Par hasard, hier,
Je rencontrai un ami de Schopenhauer.
Je ne l’aime pas, lui dis-je.
Ce jouisseur désabusé
Me donne le vertige.
Il a renversé
Les espoirs, les croyances, la poésie.
Par son irrésistible ironie
Ce sceptique a saccagé les illusions du cœur.
Ce philosophe moqueur
A ravagé la confiance des âmes
Et il a tué le culte de la femme.
L’homme me confia alors un de ses souvenirs :
« Schopenhauer venait de mourir.
Nous l’avons veillé avec un ami.
Sa chambre était éclairée par deux bougies.
Sa figure n’était point changée.
Il nous semblait qu’il allait parler.
Sa pensée nous enveloppait.
Nous nous sentions plus que jamais
Possédés par lui, envahis
Par l’atmosphère de son génie.
Tout bas nous parlions de lui,
De son incomparable esprit,
Nous rappelant des préceptes surprenants.

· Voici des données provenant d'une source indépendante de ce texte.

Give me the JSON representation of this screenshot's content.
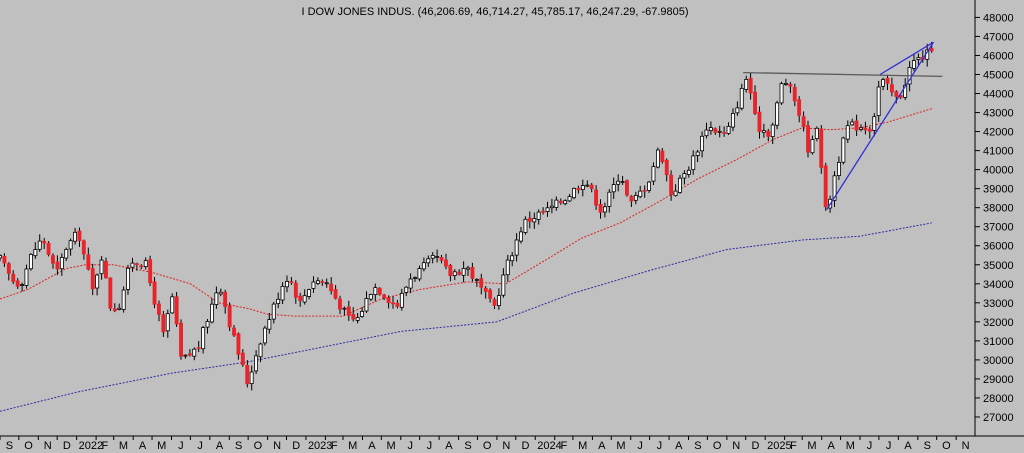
{
  "chart_data": {
    "type": "candlestick",
    "title": "I DOW JONES INDUS. (46,206.69, 46,714.27, 45,785.17, 46,247.29, -67.9805)",
    "xlabel": "",
    "ylabel": "",
    "ylim": [
      26000,
      48600
    ],
    "y_ticks": [
      27000,
      28000,
      29000,
      30000,
      31000,
      32000,
      33000,
      34000,
      35000,
      36000,
      37000,
      38000,
      39000,
      40000,
      41000,
      42000,
      43000,
      44000,
      45000,
      46000,
      47000,
      48000
    ],
    "x_start": "2021-09-01",
    "x_end": "2025-12-01",
    "x_ticks": [
      {
        "label": "S",
        "date": "2021-09-01"
      },
      {
        "label": "O",
        "date": "2021-10-01"
      },
      {
        "label": "N",
        "date": "2021-11-01"
      },
      {
        "label": "D",
        "date": "2021-12-01"
      },
      {
        "label": "2022",
        "date": "2022-01-01"
      },
      {
        "label": "F",
        "date": "2022-02-01"
      },
      {
        "label": "M",
        "date": "2022-03-01"
      },
      {
        "label": "A",
        "date": "2022-04-01"
      },
      {
        "label": "M",
        "date": "2022-05-01"
      },
      {
        "label": "J",
        "date": "2022-06-01"
      },
      {
        "label": "J",
        "date": "2022-07-01"
      },
      {
        "label": "A",
        "date": "2022-08-01"
      },
      {
        "label": "S",
        "date": "2022-09-01"
      },
      {
        "label": "O",
        "date": "2022-10-01"
      },
      {
        "label": "N",
        "date": "2022-11-01"
      },
      {
        "label": "D",
        "date": "2022-12-01"
      },
      {
        "label": "2023",
        "date": "2023-01-01"
      },
      {
        "label": "F",
        "date": "2023-02-01"
      },
      {
        "label": "M",
        "date": "2023-03-01"
      },
      {
        "label": "A",
        "date": "2023-04-01"
      },
      {
        "label": "M",
        "date": "2023-05-01"
      },
      {
        "label": "J",
        "date": "2023-06-01"
      },
      {
        "label": "J",
        "date": "2023-07-01"
      },
      {
        "label": "A",
        "date": "2023-08-01"
      },
      {
        "label": "S",
        "date": "2023-09-01"
      },
      {
        "label": "O",
        "date": "2023-10-01"
      },
      {
        "label": "N",
        "date": "2023-11-01"
      },
      {
        "label": "D",
        "date": "2023-12-01"
      },
      {
        "label": "2024",
        "date": "2024-01-01"
      },
      {
        "label": "F",
        "date": "2024-02-01"
      },
      {
        "label": "M",
        "date": "2024-03-01"
      },
      {
        "label": "A",
        "date": "2024-04-01"
      },
      {
        "label": "M",
        "date": "2024-05-01"
      },
      {
        "label": "J",
        "date": "2024-06-01"
      },
      {
        "label": "J",
        "date": "2024-07-01"
      },
      {
        "label": "A",
        "date": "2024-08-01"
      },
      {
        "label": "S",
        "date": "2024-09-01"
      },
      {
        "label": "O",
        "date": "2024-10-01"
      },
      {
        "label": "N",
        "date": "2024-11-01"
      },
      {
        "label": "D",
        "date": "2024-12-01"
      },
      {
        "label": "2025",
        "date": "2025-01-01"
      },
      {
        "label": "F",
        "date": "2025-02-01"
      },
      {
        "label": "M",
        "date": "2025-03-01"
      },
      {
        "label": "A",
        "date": "2025-04-01"
      },
      {
        "label": "M",
        "date": "2025-05-01"
      },
      {
        "label": "J",
        "date": "2025-06-01"
      },
      {
        "label": "J",
        "date": "2025-07-01"
      },
      {
        "label": "A",
        "date": "2025-08-01"
      },
      {
        "label": "S",
        "date": "2025-09-01"
      },
      {
        "label": "O",
        "date": "2025-10-01"
      },
      {
        "label": "N",
        "date": "2025-11-01"
      }
    ],
    "price_anchors": [
      {
        "date": "2021-09-01",
        "value": 35300
      },
      {
        "date": "2021-09-20",
        "value": 34200
      },
      {
        "date": "2021-10-04",
        "value": 34000
      },
      {
        "date": "2021-10-22",
        "value": 35600
      },
      {
        "date": "2021-11-08",
        "value": 36400
      },
      {
        "date": "2021-11-30",
        "value": 34500
      },
      {
        "date": "2021-12-15",
        "value": 35900
      },
      {
        "date": "2022-01-04",
        "value": 36700
      },
      {
        "date": "2022-01-27",
        "value": 33600
      },
      {
        "date": "2022-02-09",
        "value": 35600
      },
      {
        "date": "2022-02-24",
        "value": 32800
      },
      {
        "date": "2022-03-08",
        "value": 32700
      },
      {
        "date": "2022-03-29",
        "value": 35200
      },
      {
        "date": "2022-04-20",
        "value": 35100
      },
      {
        "date": "2022-05-19",
        "value": 31300
      },
      {
        "date": "2022-06-02",
        "value": 33300
      },
      {
        "date": "2022-06-17",
        "value": 29900
      },
      {
        "date": "2022-07-14",
        "value": 30700
      },
      {
        "date": "2022-08-16",
        "value": 34100
      },
      {
        "date": "2022-09-06",
        "value": 31400
      },
      {
        "date": "2022-09-30",
        "value": 28800
      },
      {
        "date": "2022-10-21",
        "value": 31100
      },
      {
        "date": "2022-11-30",
        "value": 34400
      },
      {
        "date": "2022-12-12",
        "value": 34000
      },
      {
        "date": "2022-12-21",
        "value": 32900
      },
      {
        "date": "2023-01-12",
        "value": 34200
      },
      {
        "date": "2023-02-02",
        "value": 34100
      },
      {
        "date": "2023-03-09",
        "value": 32200
      },
      {
        "date": "2023-03-23",
        "value": 32100
      },
      {
        "date": "2023-04-18",
        "value": 33900
      },
      {
        "date": "2023-05-02",
        "value": 33600
      },
      {
        "date": "2023-05-25",
        "value": 32800
      },
      {
        "date": "2023-06-16",
        "value": 34300
      },
      {
        "date": "2023-07-27",
        "value": 35400
      },
      {
        "date": "2023-08-18",
        "value": 34500
      },
      {
        "date": "2023-09-14",
        "value": 34900
      },
      {
        "date": "2023-10-27",
        "value": 32700
      },
      {
        "date": "2023-11-15",
        "value": 34800
      },
      {
        "date": "2023-12-13",
        "value": 37200
      },
      {
        "date": "2024-01-02",
        "value": 37600
      },
      {
        "date": "2024-01-23",
        "value": 37900
      },
      {
        "date": "2024-02-21",
        "value": 38600
      },
      {
        "date": "2024-03-20",
        "value": 39500
      },
      {
        "date": "2024-04-16",
        "value": 37800
      },
      {
        "date": "2024-05-16",
        "value": 39900
      },
      {
        "date": "2024-05-30",
        "value": 38100
      },
      {
        "date": "2024-06-28",
        "value": 39300
      },
      {
        "date": "2024-07-17",
        "value": 41200
      },
      {
        "date": "2024-08-05",
        "value": 38700
      },
      {
        "date": "2024-09-06",
        "value": 40400
      },
      {
        "date": "2024-09-30",
        "value": 42300
      },
      {
        "date": "2024-10-31",
        "value": 41800
      },
      {
        "date": "2024-12-04",
        "value": 45000
      },
      {
        "date": "2024-12-18",
        "value": 42300
      },
      {
        "date": "2025-01-10",
        "value": 41900
      },
      {
        "date": "2025-01-30",
        "value": 44900
      },
      {
        "date": "2025-02-21",
        "value": 43400
      },
      {
        "date": "2025-03-13",
        "value": 40800
      },
      {
        "date": "2025-03-25",
        "value": 42500
      },
      {
        "date": "2025-04-08",
        "value": 37600
      },
      {
        "date": "2025-04-24",
        "value": 40100
      },
      {
        "date": "2025-05-13",
        "value": 42300
      },
      {
        "date": "2025-05-30",
        "value": 42300
      },
      {
        "date": "2025-06-20",
        "value": 42200
      },
      {
        "date": "2025-07-03",
        "value": 44800
      },
      {
        "date": "2025-08-01",
        "value": 43600
      },
      {
        "date": "2025-08-22",
        "value": 45600
      },
      {
        "date": "2025-09-12",
        "value": 46000
      },
      {
        "date": "2025-09-23",
        "value": 46250
      }
    ],
    "moving_averages": [
      {
        "color": "#dd2020",
        "points": [
          {
            "date": "2021-09-01",
            "value": 33200
          },
          {
            "date": "2021-10-15",
            "value": 33700
          },
          {
            "date": "2021-12-15",
            "value": 34800
          },
          {
            "date": "2022-01-15",
            "value": 35000
          },
          {
            "date": "2022-03-01",
            "value": 35000
          },
          {
            "date": "2022-05-01",
            "value": 34600
          },
          {
            "date": "2022-07-01",
            "value": 34000
          },
          {
            "date": "2022-08-15",
            "value": 33000
          },
          {
            "date": "2022-10-01",
            "value": 32700
          },
          {
            "date": "2022-11-01",
            "value": 32400
          },
          {
            "date": "2022-12-15",
            "value": 32300
          },
          {
            "date": "2023-03-01",
            "value": 32300
          },
          {
            "date": "2023-05-01",
            "value": 33200
          },
          {
            "date": "2023-07-01",
            "value": 33700
          },
          {
            "date": "2023-09-15",
            "value": 34100
          },
          {
            "date": "2023-11-15",
            "value": 34000
          },
          {
            "date": "2024-01-15",
            "value": 35200
          },
          {
            "date": "2024-03-15",
            "value": 36400
          },
          {
            "date": "2024-05-15",
            "value": 37200
          },
          {
            "date": "2024-07-15",
            "value": 38300
          },
          {
            "date": "2024-09-15",
            "value": 39500
          },
          {
            "date": "2024-11-15",
            "value": 40500
          },
          {
            "date": "2025-01-15",
            "value": 41600
          },
          {
            "date": "2025-03-01",
            "value": 42200
          },
          {
            "date": "2025-04-15",
            "value": 42100
          },
          {
            "date": "2025-06-01",
            "value": 42200
          },
          {
            "date": "2025-07-15",
            "value": 42500
          },
          {
            "date": "2025-09-23",
            "value": 43200
          }
        ]
      },
      {
        "color": "#2a2aa0",
        "points": [
          {
            "date": "2021-09-01",
            "value": 27300
          },
          {
            "date": "2022-01-01",
            "value": 28300
          },
          {
            "date": "2022-06-01",
            "value": 29300
          },
          {
            "date": "2022-10-01",
            "value": 29900
          },
          {
            "date": "2023-01-01",
            "value": 30500
          },
          {
            "date": "2023-06-01",
            "value": 31500
          },
          {
            "date": "2023-11-01",
            "value": 32000
          },
          {
            "date": "2024-03-01",
            "value": 33500
          },
          {
            "date": "2024-07-01",
            "value": 34700
          },
          {
            "date": "2024-11-01",
            "value": 35800
          },
          {
            "date": "2025-03-01",
            "value": 36300
          },
          {
            "date": "2025-06-01",
            "value": 36500
          },
          {
            "date": "2025-09-23",
            "value": 37200
          }
        ]
      }
    ],
    "trendlines": [
      {
        "color": "#5a5a5a",
        "from": {
          "date": "2024-11-27",
          "value": 45100
        },
        "to": {
          "date": "2025-10-10",
          "value": 44900
        }
      },
      {
        "color": "#2f2fd8",
        "from": {
          "date": "2025-04-09",
          "value": 37900
        },
        "to": {
          "date": "2025-09-26",
          "value": 46700
        }
      },
      {
        "color": "#2f2fd8",
        "from": {
          "date": "2025-07-03",
          "value": 45000
        },
        "to": {
          "date": "2025-09-26",
          "value": 46700
        }
      }
    ],
    "candle_count": 212,
    "up_color": "#ffffff",
    "down_color": "#e8252a",
    "axis_side": "right",
    "grid": false,
    "legend": "none"
  }
}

Mais peu à peu nous devenions mal à l’aise,
Oppressés, défaillants :
L’odeur fort mauvaise,
Ecœurante, du corps décomposé
Nous envahissait.
Mon compagnon me proposa alors
De passer à-côté en laissant la porte
Entrebâillée
De telle sorte
Que nous puissions voir le mort
Et continuer de le veiller.
Au bout d’un moment,
Nous vîmes quelque chose de blanc
Courir sur le lit
Et tomber sur le tapis.
Un frisson nous passa dans les os.
Nos regards furent sur lui aussitôt.
-Tu as vu ?
-Oui, j’ai vu.
Demeurant saisi,
Je m’approchai du lit.
Les joues creusées,
La bouche serrée, il grimaçait.
Nous le regardions
Effarés comme devant une apparition.
Mon ami se pencha
Puis au bras me toucha :
Sous le fauteuil placé à coté du lit,
Tout blanc sur le sombre tapis
J’aperçus par terre…
Le râtelier de Schopenhauer !
Ce fait n’est pas issu de mon imagination.
Le travail de décomposition
Lui ayant desserré les mâchoires
L’avait fait jaillir de sa bouche.
Et il été tombé au pied de la couche.
Vous pouvez me croire ;
J’ai eu vraiment peur
Ce jour-là, monsieur. »
Sylvie LÉPAMAUR
Les sages ont leur bouche dans le cœur, et les sots ont leur cœur dans la bouche.